Além disso, na crise das polícias estaduais, ele tem minado a autoridade dos governadores. E ao mesmo tempo que reforça o grupo militar ao seu redor. Se houver uma resposta popular à convocação do presidente, há um risco de os militares intervirem para garantir o poder de Bolsonaro.

No início do governo, havia a expectativa de que os militares iriam conter os instintos autoritários do presidente. O que mudou?
Minha impressão é que alguns não se importam com esse comportamento de Bolsonaro. Acham que podem controlá-lo e contribuir para o governo. Há também um lado corporativo. Eles querem benefícios para a corporação e recursos para investimentos das Forças Armadas.
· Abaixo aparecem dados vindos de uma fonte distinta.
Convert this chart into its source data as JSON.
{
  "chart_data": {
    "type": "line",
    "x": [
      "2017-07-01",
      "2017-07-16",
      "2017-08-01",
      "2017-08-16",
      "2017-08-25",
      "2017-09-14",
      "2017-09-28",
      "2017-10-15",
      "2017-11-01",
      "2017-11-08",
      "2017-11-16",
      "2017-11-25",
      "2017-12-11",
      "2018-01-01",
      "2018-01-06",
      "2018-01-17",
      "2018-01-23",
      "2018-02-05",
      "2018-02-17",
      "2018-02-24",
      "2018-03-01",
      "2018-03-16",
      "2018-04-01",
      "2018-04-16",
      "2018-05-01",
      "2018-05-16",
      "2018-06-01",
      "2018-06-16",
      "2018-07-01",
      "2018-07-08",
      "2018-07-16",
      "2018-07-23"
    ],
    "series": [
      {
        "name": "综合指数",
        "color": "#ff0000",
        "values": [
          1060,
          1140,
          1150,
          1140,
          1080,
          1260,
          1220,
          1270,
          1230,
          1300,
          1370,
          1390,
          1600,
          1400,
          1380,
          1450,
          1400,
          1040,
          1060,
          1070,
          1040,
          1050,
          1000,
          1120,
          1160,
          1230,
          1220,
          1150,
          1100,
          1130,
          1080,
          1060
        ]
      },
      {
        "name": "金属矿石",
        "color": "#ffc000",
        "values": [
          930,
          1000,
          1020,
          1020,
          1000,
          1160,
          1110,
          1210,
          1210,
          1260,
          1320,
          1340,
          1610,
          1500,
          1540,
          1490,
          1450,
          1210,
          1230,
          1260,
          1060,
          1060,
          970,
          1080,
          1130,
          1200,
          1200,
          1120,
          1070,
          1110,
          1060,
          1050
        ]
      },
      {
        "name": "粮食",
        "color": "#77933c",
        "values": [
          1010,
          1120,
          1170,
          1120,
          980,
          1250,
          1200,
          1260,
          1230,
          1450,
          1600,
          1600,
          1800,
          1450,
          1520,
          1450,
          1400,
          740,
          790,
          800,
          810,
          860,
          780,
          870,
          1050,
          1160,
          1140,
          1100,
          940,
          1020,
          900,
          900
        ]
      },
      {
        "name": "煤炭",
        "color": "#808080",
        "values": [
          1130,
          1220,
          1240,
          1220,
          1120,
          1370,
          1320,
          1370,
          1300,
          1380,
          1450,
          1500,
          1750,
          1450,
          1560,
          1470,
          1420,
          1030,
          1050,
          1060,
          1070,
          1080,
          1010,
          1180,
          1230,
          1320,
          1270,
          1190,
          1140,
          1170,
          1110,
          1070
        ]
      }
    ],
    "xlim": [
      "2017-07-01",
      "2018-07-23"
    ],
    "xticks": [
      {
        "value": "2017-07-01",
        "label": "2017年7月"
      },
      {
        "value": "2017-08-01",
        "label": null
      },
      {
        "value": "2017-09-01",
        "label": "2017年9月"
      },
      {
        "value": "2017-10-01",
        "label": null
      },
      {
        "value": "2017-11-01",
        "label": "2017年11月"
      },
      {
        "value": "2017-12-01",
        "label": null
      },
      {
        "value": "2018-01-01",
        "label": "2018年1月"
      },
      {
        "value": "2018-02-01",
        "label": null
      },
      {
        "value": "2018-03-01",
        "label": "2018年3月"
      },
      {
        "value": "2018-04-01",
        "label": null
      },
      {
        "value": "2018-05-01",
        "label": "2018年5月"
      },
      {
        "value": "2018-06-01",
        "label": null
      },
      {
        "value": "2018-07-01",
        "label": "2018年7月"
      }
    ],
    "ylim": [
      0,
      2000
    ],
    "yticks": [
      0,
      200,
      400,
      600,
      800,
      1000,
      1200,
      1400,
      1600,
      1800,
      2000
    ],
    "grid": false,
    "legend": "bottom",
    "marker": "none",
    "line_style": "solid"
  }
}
Mas há também quem apoie essa política de confronto com o Congresso, como o general Augusto Heleno [chefe do Gabinete de Segurança Institucional do Planalto]. Bolsonaro foi cooptando aos poucos os militares e parece ter formado um núcleo forte ao seu redor.

Há uma disputa entre o governo e o Congresso pelo controle dos recursos disponíveis no Orçamento para investimentos, cada vez mais exíguos. Bolsonaristas tratam congressistas como chantagistas. Têm razão?
Não. Mesmo minoritário, o presidente tem poderes para formar uma coalizão que coordene a ação governamental e facilite a cooperação com os partidos que controlam o Legislativo. Ele optou por não fazer isso.

No mundo inteiro, os partidos formam coalizões para obter cargos, exercer influência sobre políticas públicas e conseguir votos. No Brasil, muitas pessoas pensam que tudo é corrupção e patronagem. Desvios podem ocorrer e ocorrem, mas não é isso que faz uma coalizão funcionar.

Se não puderem se relacionar com o público, com os eleitores, como os deputados vão obter votos? E se não puderem defender políticas e alocar recursos públicos, como vão obter votos? Os principais partidos tentam construir suas reputações em torno de políticas, no mundo inteiro.

Muitas pessoas pensam que o Congresso busca inviabilizar o governo.
O Congresso aprovou várias reformas no processo orçamentário nos últimos anos, criando regras para distribuição dos recursos, tornando as decisões mais coletivas e aumentando sua transparência. O Legislativo aumentou seu poder para definir políticas públicas, e não há nada de errado nisso.

Como os recursos para investimentos são muito baixos hoje, o governo está brigando com o Congresso por esse dinheiro. É uma disputa entre os Poderes, e o governo não quer perder sua capacidade de manejar esses recursos.

Existe muito preconceito e incompreensão do papel do Legislativo, em parte por culpa da imprensa. Se não houvesse emendas parlamentares, qual seria a alternativa para distribuir os recursos? Uma grande equipe técnica que estudaria as carências do país inteiro e ia custar mais dinheiro do que se gasta com as emendas. Para quê? Os políticos conhecem as carências.

Os escândalos de corrupção dos últimos anos contribuíram para esse preconceito?
Achar que todo político é corrupto é o que os corruptos mais querem, porque assim eles deixam de ser diferentes e podem continuar agindo. Só eles ganham com isso.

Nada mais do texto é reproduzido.